1frederickLe 4 septembre 1862, l’armée de Virginie septentrionale commença à franchir le Potomac par les gués dont la cavalerie sudiste avait pris le contrôle, une cinquantaine de kilomètres en amont de Washington. Deux jours plus tard, les Confédérés atteignirent la ville de Frederick, au pied des Appalaches. Loin de l’enthousiasme et du soulèvement espéré, leur venue ne suscita guère qu’une réserve glaciale dans ce bastion unioniste.


 

Le nombre de déserteurs augmenta rapidement : beaucoup de soldats sudistes estimaient s’être engagés pour une guerre défensive et considéraient que l’invasion d’un État de l’Union, fût-il esclavagiste, n’entrait pas dans le cadre de leur devoir. Les ordres stricts donnés par Lee restèrent sans effet. En dépit des attentes des Sudistes, le pays qu’ils occupaient n’avait guère à offrir que du maïs encore vert, qui à la longue rendait les soldats malades. En quelques jours, les effectifs sudistes fondirent de plusieurs milliers d’hommes.

 

Une armée divisée

Lee avait également commis l’erreur de renvoyer vers l’arrière les soldats dépourvus de chaussures, craignant que les routes empierrées du Maryland ne les mettent hors de combat pour de bon, mais ceci incita nombre d’entre eux à se débarrasser discrètement de leur chausses – le général leur offrant une occasion unique de déserter en toute légalité. Ces pertes subies avant même la bataille décisive qu’espérait Lee ne furent pas compensées par les enrôlements de volontaires pro-sudistes, loin s’en fallait. En fait, le chef de l’armée de Virginie septentrionale s’était montré exagérément optimiste dans la plupart de ses pronostics. Il y eut bien quelques engagements, mais en vérité, la majorité des Marylandais dont le sentiment sécessionniste était suffisamment fort pour rejoindre l’armée de la Confédération l’avait déjà fait l’année précédente. La seule prédiction de Lee à s’avérer correcte concernait l’inaction de McClellan. L’armée du Potomac demeurait ainsi en posture défensive au nord de Washington, comme si elle attendait que les forces ennemies vinssent l’attaquer – ce dont Lee n’avait naturellement aucune intention.

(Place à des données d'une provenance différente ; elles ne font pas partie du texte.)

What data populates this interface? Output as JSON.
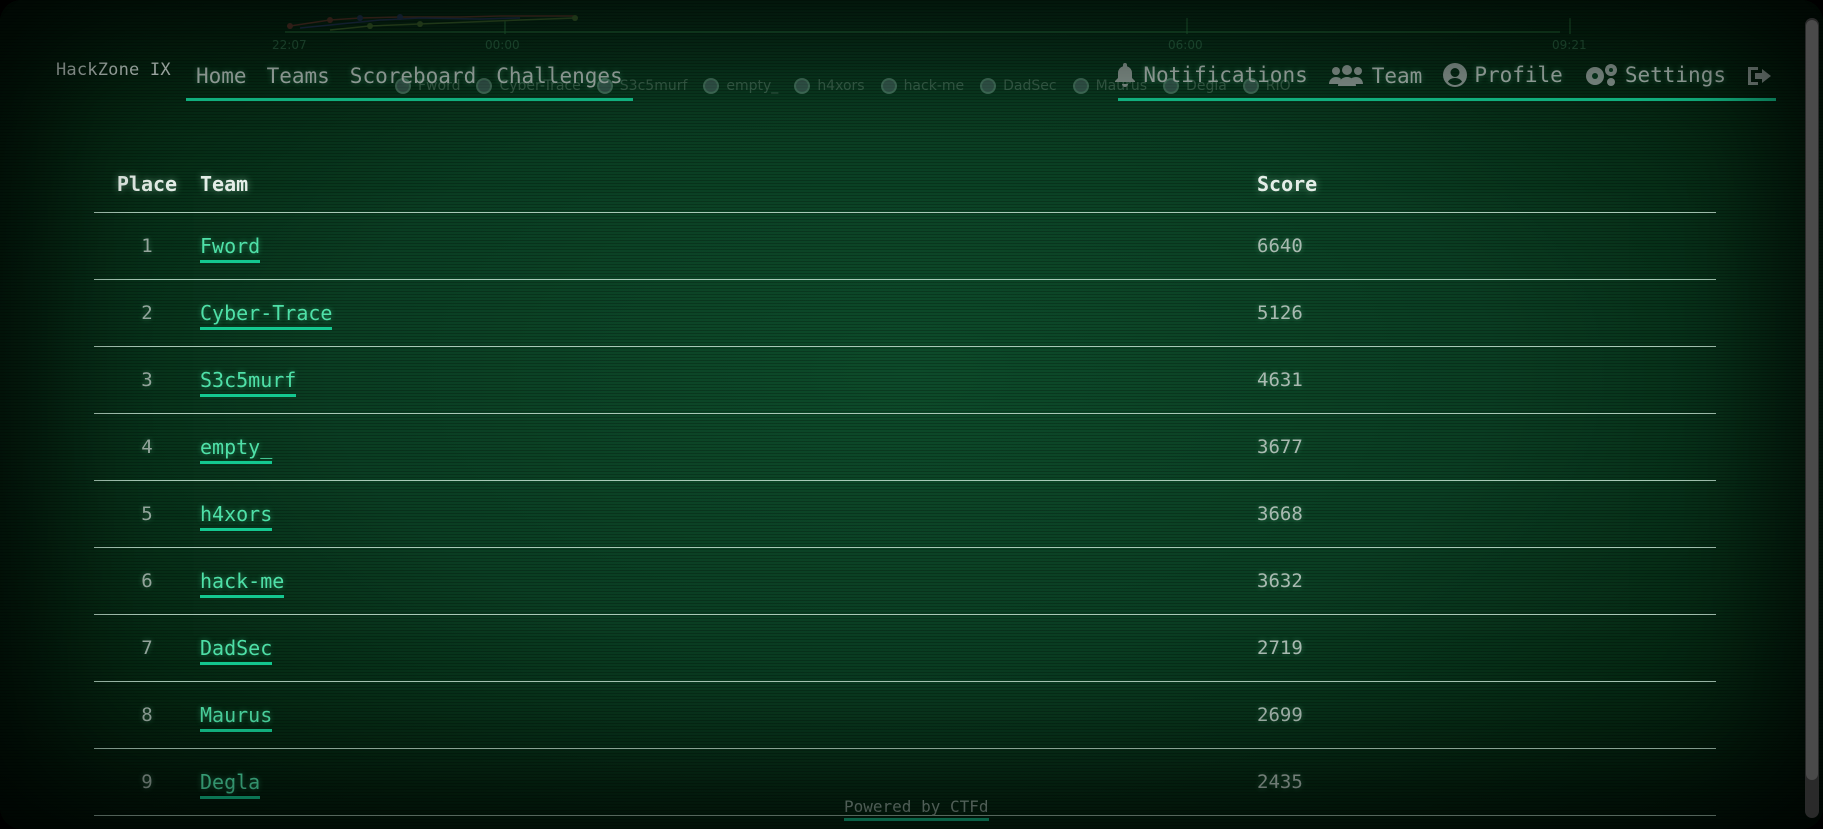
{
  "brand": "HackZone IX",
  "nav": {
    "left": [
      "Home",
      "Teams",
      "Scoreboard",
      "Challenges"
    ],
    "right": [
      {
        "label": "Notifications",
        "icon": "bell-icon"
      },
      {
        "label": "Team",
        "icon": "users-icon"
      },
      {
        "label": "Profile",
        "icon": "user-circle-icon"
      },
      {
        "label": "Settings",
        "icon": "gears-icon"
      },
      {
        "label": "",
        "icon": "logout-icon"
      }
    ]
  },
  "chart_ghost": {
    "ticks": [
      "22:07",
      "00:00",
      "06:00",
      "09:21"
    ],
    "legend": [
      "Fword",
      "Cyber-Trace",
      "S3c5murf",
      "empty_",
      "h4xors",
      "hack-me",
      "DadSec",
      "Maurus",
      "Degla",
      "RIO"
    ]
  },
  "scoreboard": {
    "headers": {
      "place": "Place",
      "team": "Team",
      "score": "Score"
    },
    "rows": [
      {
        "place": "1",
        "team": "Fword",
        "score": "6640"
      },
      {
        "place": "2",
        "team": "Cyber-Trace",
        "score": "5126"
      },
      {
        "place": "3",
        "team": "S3c5murf",
        "score": "4631"
      },
      {
        "place": "4",
        "team": "empty_",
        "score": "3677"
      },
      {
        "place": "5",
        "team": "h4xors",
        "score": "3668"
      },
      {
        "place": "6",
        "team": "hack-me",
        "score": "3632"
      },
      {
        "place": "7",
        "team": "DadSec",
        "score": "2719"
      },
      {
        "place": "8",
        "team": "Maurus",
        "score": "2699"
      },
      {
        "place": "9",
        "team": "Degla",
        "score": "2435"
      }
    ]
  },
  "footer": "Powered by CTFd",
  "colors": {
    "accent": "#14c890",
    "link": "#4fe0a8",
    "background": "#0a3d22"
  }
}
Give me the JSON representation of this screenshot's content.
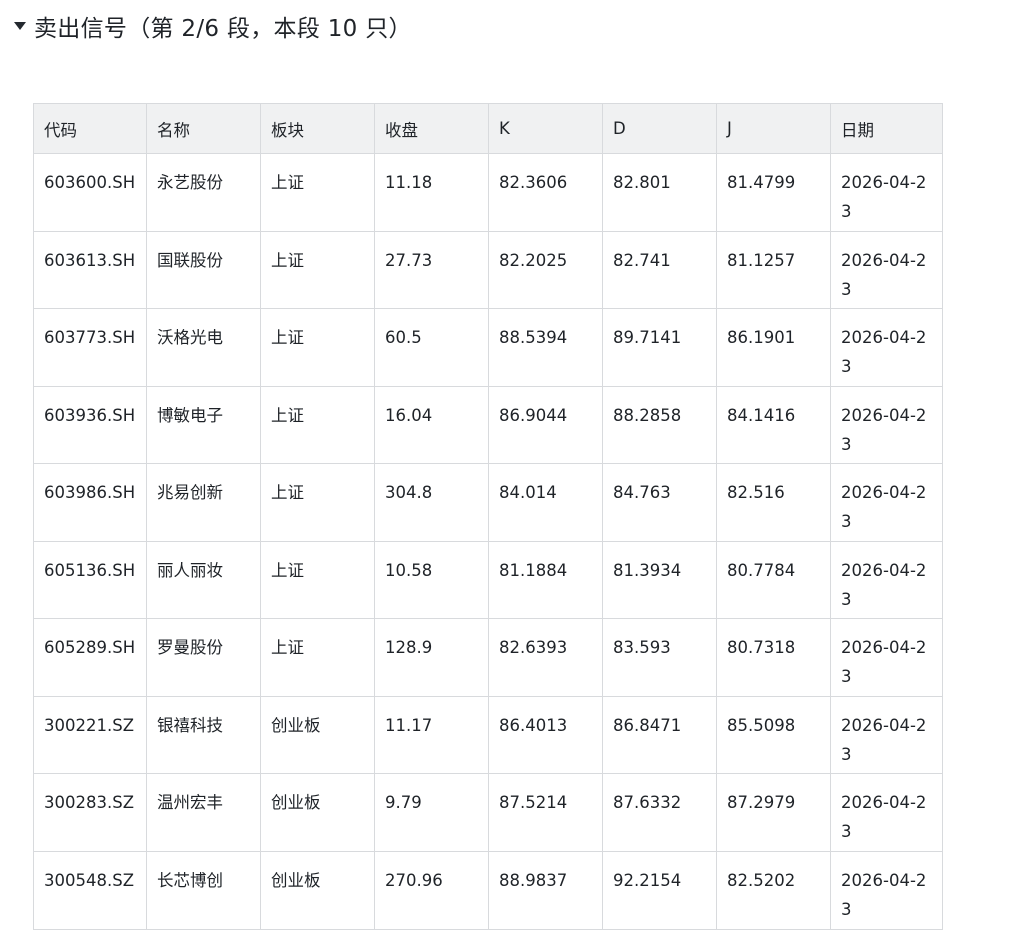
{
  "section": {
    "title": "卖出信号（第 2/6 段，本段 10 只）",
    "toggle_icon": "triangle-down-icon"
  },
  "table": {
    "headers": [
      "代码",
      "名称",
      "板块",
      "收盘",
      "K",
      "D",
      "J",
      "日期"
    ],
    "rows": [
      [
        "603600.SH",
        "永艺股份",
        "上证",
        "11.18",
        "82.3606",
        "82.801",
        "81.4799",
        "2026-04-23"
      ],
      [
        "603613.SH",
        "国联股份",
        "上证",
        "27.73",
        "82.2025",
        "82.741",
        "81.1257",
        "2026-04-23"
      ],
      [
        "603773.SH",
        "沃格光电",
        "上证",
        "60.5",
        "88.5394",
        "89.7141",
        "86.1901",
        "2026-04-23"
      ],
      [
        "603936.SH",
        "博敏电子",
        "上证",
        "16.04",
        "86.9044",
        "88.2858",
        "84.1416",
        "2026-04-23"
      ],
      [
        "603986.SH",
        "兆易创新",
        "上证",
        "304.8",
        "84.014",
        "84.763",
        "82.516",
        "2026-04-23"
      ],
      [
        "605136.SH",
        "丽人丽妆",
        "上证",
        "10.58",
        "81.1884",
        "81.3934",
        "80.7784",
        "2026-04-23"
      ],
      [
        "605289.SH",
        "罗曼股份",
        "上证",
        "128.9",
        "82.6393",
        "83.593",
        "80.7318",
        "2026-04-23"
      ],
      [
        "300221.SZ",
        "银禧科技",
        "创业板",
        "11.17",
        "86.4013",
        "86.8471",
        "85.5098",
        "2026-04-23"
      ],
      [
        "300283.SZ",
        "温州宏丰",
        "创业板",
        "9.79",
        "87.5214",
        "87.6332",
        "87.2979",
        "2026-04-23"
      ],
      [
        "300548.SZ",
        "长芯博创",
        "创业板",
        "270.96",
        "88.9837",
        "92.2154",
        "82.5202",
        "2026-04-23"
      ]
    ]
  }
}
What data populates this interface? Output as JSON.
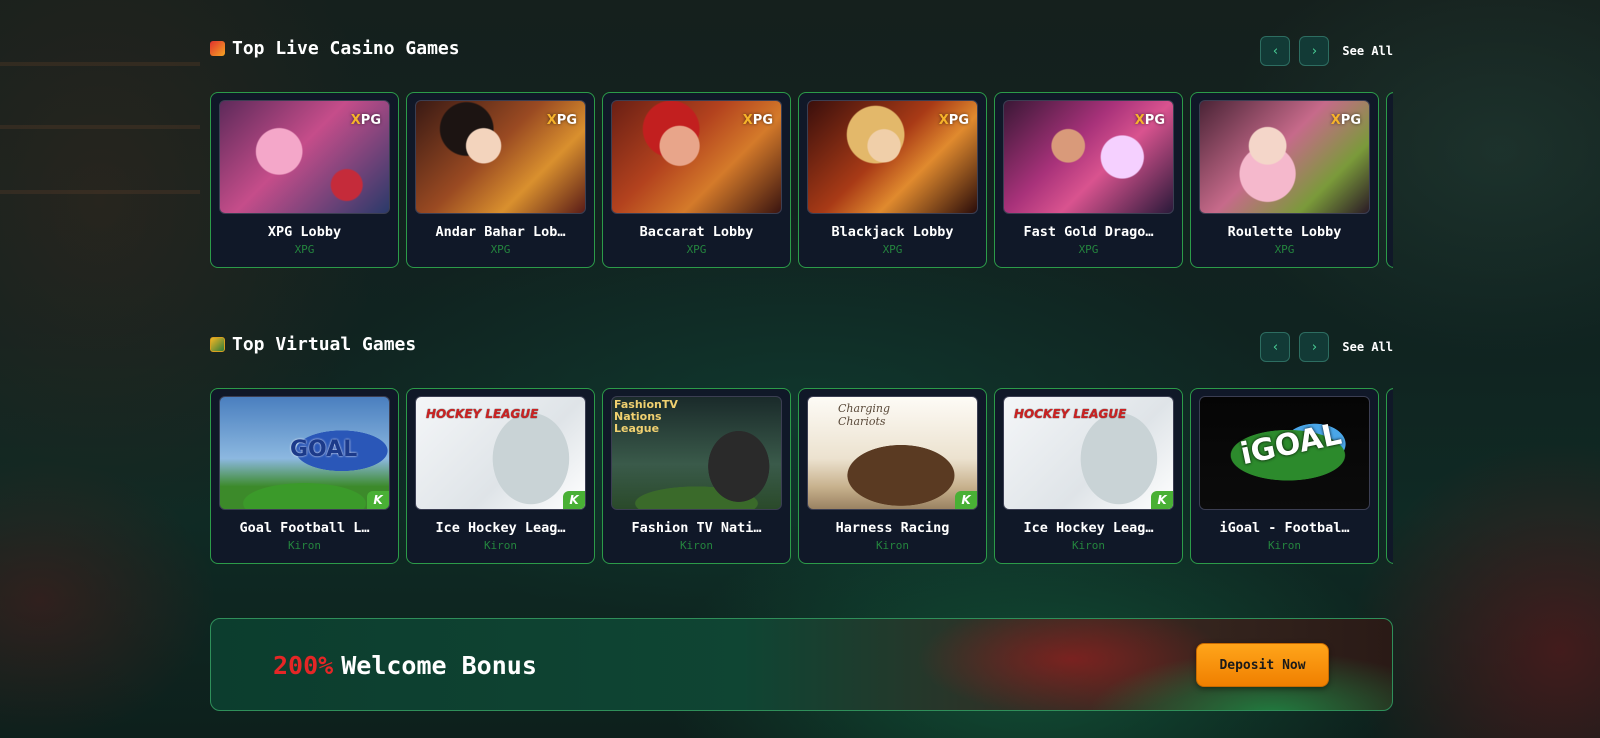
{
  "live_section": {
    "title": "Top Live Casino Games",
    "see_all": "See All",
    "prev_icon": "‹",
    "next_icon": "›",
    "games": [
      {
        "name": "XPG Lobby",
        "provider": "XPG"
      },
      {
        "name": "Andar Bahar Lob…",
        "provider": "XPG"
      },
      {
        "name": "Baccarat Lobby",
        "provider": "XPG"
      },
      {
        "name": "Blackjack Lobby",
        "provider": "XPG"
      },
      {
        "name": "Fast Gold Drago…",
        "provider": "XPG"
      },
      {
        "name": "Roulette Lobby",
        "provider": "XPG"
      }
    ]
  },
  "virtual_section": {
    "title": "Top Virtual Games",
    "see_all": "See All",
    "prev_icon": "‹",
    "next_icon": "›",
    "games": [
      {
        "name": "Goal Football L…",
        "provider": "Kiron"
      },
      {
        "name": "Ice Hockey Leag…",
        "provider": "Kiron"
      },
      {
        "name": "Fashion TV Nati…",
        "provider": "Kiron"
      },
      {
        "name": "Harness Racing",
        "provider": "Kiron"
      },
      {
        "name": "Ice Hockey Leag…",
        "provider": "Kiron"
      },
      {
        "name": "iGoal - Footbal…",
        "provider": "Kiron"
      }
    ]
  },
  "thumb_text": {
    "xpg_brand": "PG",
    "xpg_x": "X",
    "kiron_badge": "K",
    "goal": "GOAL",
    "hockey": "HOCKEY LEAGUE",
    "fashion_line1": "FashionTV",
    "fashion_line2": "Nations",
    "fashion_line3": "League",
    "chariots_line1": "Charging",
    "chariots_line2": "Chariots",
    "igoal": "iGOAL"
  },
  "banner": {
    "percent": "200%",
    "text": "Welcome Bonus",
    "button": "Deposit Now"
  },
  "colors": {
    "accent_green": "#2c9b49",
    "provider_green": "#24843e",
    "bonus_red": "#e52626",
    "deposit_orange": "#f59a12"
  }
}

Dans le camp nordiste, on se trouvait effectivement plus enclin à la défense qu’à l’attaque. La première inquiétude passée, Lincoln et Halleck prirent les mesures nécessaires pour faire face à l’invasion. John Wool concentra l’essentiel de son VIIIème Corps d’armée à Baltimore pour en assurer solidement la défense. Le commandement fédéral envoya en Pennsylvanie John F. Reynolds, qui commandait jusque-là la division des Pennsylvania Reserves du Ier Corps, pour qu’il en mobilise la puissante milice. Reynolds, lui-même pennsylvanien, parvint à mettre sur pied une force de 50.000 hommes. L’avancée des Confédérés menaçait également les arrières des garnisons nordistes installées dans la vallée de la Shenandoah, à Winchester, Martinsburg et Harper’s Ferry. Les deux premières furent évacuées. En revanche, et malgré l’insistance de McClellan, qui en aurait volontiers récupéré les 14.000 hommes, la troisième fut laissée en place.

2Maryland

Le début de la campagne du Maryland, en septembre 1862. Lee marche sur Frederick, poursuivi de très loin par McClellan, tandis que les garnisons nordistes de Winchester et Martinsburg se replient sur Harper's Ferry. Wool avec le VIIIème Corps et Banks avec les IIIème et XIème Corps se mettent en posture défensive, respectivement à Baltimore et Washington. Carte de l'auteur, à partir d'un fond de la cartothèque Perry-Castaneda.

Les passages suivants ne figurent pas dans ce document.